One of the plot points J. K. Rowling gets slammed for is the name of Harry’s son. Albus Severus Potter. Albus Dumbledore and Severus Snape get the honor of sharing Harry’s son’s name. People received it lukewarm at the time and now with outright disdain. But consider this: We hate Snape for getting the honor. He made Harry’s life miserable, he was cruel and creepy and evil! But we’re happy Albus gets the credit. He only planned to sacrifice Harry, to conquer the Muggles and Mudbloods with Grindelwald and to force Snape to split his soul to give him a comfortable death. We play favorites with these characters, ignoring their flaws or strengths and only seeing the aspects of them that fit in the neat little boxes of our fandom’s eyes. But Harry Potter is about people’s complexity. The name Albus Severus Potter is a constant reminder that one can choose who they become. That one should not be defined by what they’ve done but only by what they now resolve to do. That we choose who we let speak into our life.
In the brief moments we spend with Albus Severus Potter, we see his worry if he’ll end up in Gryffindor or Slytherin. The ending as a whole encapsulates all of Harry Potter’s themes, but this aspect is one of my favorites. This is truly the perfect ending to this facet of the series. We see a new generation, worrying about what they will become and who they’ll grow close to. And what does Harry tell him? You are named after two remarkable men, who did great things for good and evil. You get to choose which you lean more towards and you can be what both men were not. Both men had both. Which will you have more of? You can choose which house you’ll be in, you can choose your friends and beliefs, and you can kill evil before it takes root. It doesn’t take a great loss to awaken it. It ends by casting doubt on the house system, which sorts people based on broad strokes of their personality and not off the freedom of their choices and their ability to rise above their inherent flaws.

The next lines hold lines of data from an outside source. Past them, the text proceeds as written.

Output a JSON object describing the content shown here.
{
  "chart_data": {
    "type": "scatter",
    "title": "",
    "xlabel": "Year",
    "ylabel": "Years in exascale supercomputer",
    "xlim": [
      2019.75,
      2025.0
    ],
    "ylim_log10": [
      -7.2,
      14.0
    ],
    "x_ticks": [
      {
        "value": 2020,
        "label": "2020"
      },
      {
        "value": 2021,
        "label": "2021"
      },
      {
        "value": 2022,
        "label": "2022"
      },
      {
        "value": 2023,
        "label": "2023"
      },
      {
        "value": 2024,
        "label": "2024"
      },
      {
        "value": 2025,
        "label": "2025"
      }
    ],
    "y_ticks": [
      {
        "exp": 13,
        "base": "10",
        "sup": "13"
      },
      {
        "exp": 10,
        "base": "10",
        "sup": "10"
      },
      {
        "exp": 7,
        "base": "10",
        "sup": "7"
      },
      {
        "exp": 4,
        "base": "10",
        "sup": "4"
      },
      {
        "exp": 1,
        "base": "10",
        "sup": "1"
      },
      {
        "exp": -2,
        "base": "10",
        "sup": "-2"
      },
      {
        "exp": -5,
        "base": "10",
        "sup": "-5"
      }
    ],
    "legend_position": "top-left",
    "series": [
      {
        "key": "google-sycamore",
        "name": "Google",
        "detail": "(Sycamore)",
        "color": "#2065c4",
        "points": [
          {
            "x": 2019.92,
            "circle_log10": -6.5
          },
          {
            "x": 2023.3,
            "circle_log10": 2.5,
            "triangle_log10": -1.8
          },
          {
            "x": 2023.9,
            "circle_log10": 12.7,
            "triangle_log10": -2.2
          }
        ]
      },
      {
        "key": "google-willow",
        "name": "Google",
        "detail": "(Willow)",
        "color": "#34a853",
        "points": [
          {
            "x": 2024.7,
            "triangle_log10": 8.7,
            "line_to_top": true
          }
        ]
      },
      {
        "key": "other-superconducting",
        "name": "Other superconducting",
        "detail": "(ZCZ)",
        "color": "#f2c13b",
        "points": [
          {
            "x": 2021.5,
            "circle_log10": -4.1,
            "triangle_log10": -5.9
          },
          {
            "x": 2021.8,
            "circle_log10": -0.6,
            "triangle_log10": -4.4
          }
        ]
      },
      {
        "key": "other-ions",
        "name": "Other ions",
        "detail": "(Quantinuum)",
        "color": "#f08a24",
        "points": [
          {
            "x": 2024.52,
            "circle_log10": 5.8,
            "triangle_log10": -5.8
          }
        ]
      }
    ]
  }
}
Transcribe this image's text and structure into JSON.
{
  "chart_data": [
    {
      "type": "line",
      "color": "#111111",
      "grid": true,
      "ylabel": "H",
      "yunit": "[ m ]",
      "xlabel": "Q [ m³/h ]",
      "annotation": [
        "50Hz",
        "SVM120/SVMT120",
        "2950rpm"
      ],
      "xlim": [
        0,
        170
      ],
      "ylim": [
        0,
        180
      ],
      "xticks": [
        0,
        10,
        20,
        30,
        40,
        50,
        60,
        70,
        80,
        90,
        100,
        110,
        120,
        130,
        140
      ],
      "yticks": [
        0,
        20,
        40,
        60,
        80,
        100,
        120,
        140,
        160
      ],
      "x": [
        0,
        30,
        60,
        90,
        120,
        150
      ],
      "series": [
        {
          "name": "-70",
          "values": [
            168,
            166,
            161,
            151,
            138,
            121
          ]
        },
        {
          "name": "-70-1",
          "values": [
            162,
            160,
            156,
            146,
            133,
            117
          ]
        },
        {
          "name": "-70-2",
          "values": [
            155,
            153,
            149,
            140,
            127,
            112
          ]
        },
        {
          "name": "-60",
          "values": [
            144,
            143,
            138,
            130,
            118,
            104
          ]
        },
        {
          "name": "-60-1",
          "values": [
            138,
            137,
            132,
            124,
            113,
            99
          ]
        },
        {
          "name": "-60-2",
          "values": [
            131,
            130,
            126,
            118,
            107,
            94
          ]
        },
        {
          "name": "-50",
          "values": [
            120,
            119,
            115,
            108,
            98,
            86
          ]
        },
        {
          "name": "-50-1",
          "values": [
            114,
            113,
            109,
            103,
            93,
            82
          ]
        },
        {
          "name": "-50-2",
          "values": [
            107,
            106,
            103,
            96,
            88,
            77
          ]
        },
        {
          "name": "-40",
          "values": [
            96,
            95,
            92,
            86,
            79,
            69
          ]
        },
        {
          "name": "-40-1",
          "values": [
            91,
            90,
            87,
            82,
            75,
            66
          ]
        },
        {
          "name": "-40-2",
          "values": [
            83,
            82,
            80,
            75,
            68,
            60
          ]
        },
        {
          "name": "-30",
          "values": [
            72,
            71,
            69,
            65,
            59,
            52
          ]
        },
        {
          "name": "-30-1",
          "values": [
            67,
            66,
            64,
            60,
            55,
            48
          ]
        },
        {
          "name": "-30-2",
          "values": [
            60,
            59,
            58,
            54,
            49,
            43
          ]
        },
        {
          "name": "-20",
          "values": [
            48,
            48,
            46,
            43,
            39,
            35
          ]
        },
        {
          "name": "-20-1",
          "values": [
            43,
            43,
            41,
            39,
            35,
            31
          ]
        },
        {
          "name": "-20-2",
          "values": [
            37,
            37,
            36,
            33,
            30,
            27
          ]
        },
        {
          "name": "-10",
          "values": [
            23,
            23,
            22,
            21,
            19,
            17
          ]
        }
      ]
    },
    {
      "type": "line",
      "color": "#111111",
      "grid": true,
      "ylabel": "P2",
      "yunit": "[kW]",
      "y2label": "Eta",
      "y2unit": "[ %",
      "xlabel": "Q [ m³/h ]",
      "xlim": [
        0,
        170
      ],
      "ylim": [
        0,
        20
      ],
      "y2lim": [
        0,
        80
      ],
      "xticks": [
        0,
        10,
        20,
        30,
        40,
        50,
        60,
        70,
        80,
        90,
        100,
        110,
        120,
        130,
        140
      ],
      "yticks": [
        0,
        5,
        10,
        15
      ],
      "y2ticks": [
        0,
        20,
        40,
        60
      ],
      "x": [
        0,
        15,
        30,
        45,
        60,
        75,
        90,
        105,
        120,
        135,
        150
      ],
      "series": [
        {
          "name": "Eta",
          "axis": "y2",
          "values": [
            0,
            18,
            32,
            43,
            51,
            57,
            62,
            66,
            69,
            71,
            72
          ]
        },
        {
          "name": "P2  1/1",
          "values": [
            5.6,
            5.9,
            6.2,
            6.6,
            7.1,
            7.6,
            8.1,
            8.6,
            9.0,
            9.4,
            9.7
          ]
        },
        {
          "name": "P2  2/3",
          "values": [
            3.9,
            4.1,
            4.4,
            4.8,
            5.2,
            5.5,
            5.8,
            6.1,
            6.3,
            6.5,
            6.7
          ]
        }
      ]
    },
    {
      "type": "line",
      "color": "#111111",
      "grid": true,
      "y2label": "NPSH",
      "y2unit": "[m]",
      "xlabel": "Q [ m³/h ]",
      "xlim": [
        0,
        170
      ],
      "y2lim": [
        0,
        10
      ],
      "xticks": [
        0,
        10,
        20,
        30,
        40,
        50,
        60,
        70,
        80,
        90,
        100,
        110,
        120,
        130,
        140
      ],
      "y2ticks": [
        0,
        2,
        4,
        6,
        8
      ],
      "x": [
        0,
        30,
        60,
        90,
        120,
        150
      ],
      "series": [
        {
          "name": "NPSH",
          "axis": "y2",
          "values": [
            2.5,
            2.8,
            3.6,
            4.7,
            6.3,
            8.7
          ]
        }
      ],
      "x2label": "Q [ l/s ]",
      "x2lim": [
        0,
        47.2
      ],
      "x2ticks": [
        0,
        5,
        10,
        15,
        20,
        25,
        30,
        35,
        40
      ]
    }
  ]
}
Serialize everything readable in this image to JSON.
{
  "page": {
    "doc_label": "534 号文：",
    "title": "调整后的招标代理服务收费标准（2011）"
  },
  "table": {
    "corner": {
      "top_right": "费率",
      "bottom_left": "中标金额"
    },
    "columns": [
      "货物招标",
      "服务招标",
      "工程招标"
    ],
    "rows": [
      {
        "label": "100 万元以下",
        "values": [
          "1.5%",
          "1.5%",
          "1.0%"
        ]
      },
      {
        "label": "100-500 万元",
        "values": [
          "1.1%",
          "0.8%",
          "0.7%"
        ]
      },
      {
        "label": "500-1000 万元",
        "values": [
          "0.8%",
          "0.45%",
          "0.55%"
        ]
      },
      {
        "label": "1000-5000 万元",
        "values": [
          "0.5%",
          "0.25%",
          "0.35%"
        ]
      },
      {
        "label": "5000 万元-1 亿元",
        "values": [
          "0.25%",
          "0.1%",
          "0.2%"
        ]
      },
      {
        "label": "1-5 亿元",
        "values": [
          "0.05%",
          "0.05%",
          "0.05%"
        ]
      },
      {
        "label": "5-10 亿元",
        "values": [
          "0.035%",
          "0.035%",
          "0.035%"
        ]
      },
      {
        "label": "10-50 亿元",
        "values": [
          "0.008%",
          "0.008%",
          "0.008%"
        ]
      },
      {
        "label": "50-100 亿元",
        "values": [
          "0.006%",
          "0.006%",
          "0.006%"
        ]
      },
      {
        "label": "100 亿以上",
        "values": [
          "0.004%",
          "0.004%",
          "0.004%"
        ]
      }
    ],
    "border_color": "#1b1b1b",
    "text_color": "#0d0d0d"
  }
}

And Albus Sevrus Potter boards the Hogwarts Express with the paths of three men before him. Albus, who was selfish and cruel and grew into a wise, selfless leader. Severus, who let himself be defined by trauma, rejection and others, and who grew past his hate and eventually brought down the people that led him there. And Potter, the boy who lived, who chose his own companions and his own path. Potter the man who killed Voldemort and who was good through his abuse, neglect and circumstances. Harry Potter who is the man we should strive to emulate. And Albus Dumbledore and Severus Snape, the two complicated men who deserve our compassion, pity and regret at what they could have done if they’d been fully given to righteousness for their whole lives. I think it’s incredible that Harry Potter ends with a reminder that Snape wasn’t perfect and it ends with giving us a picture of what someone in his shoes could truly be.
Snape was complicated and pitiable.
But the tragedy of his story is that he could have been good.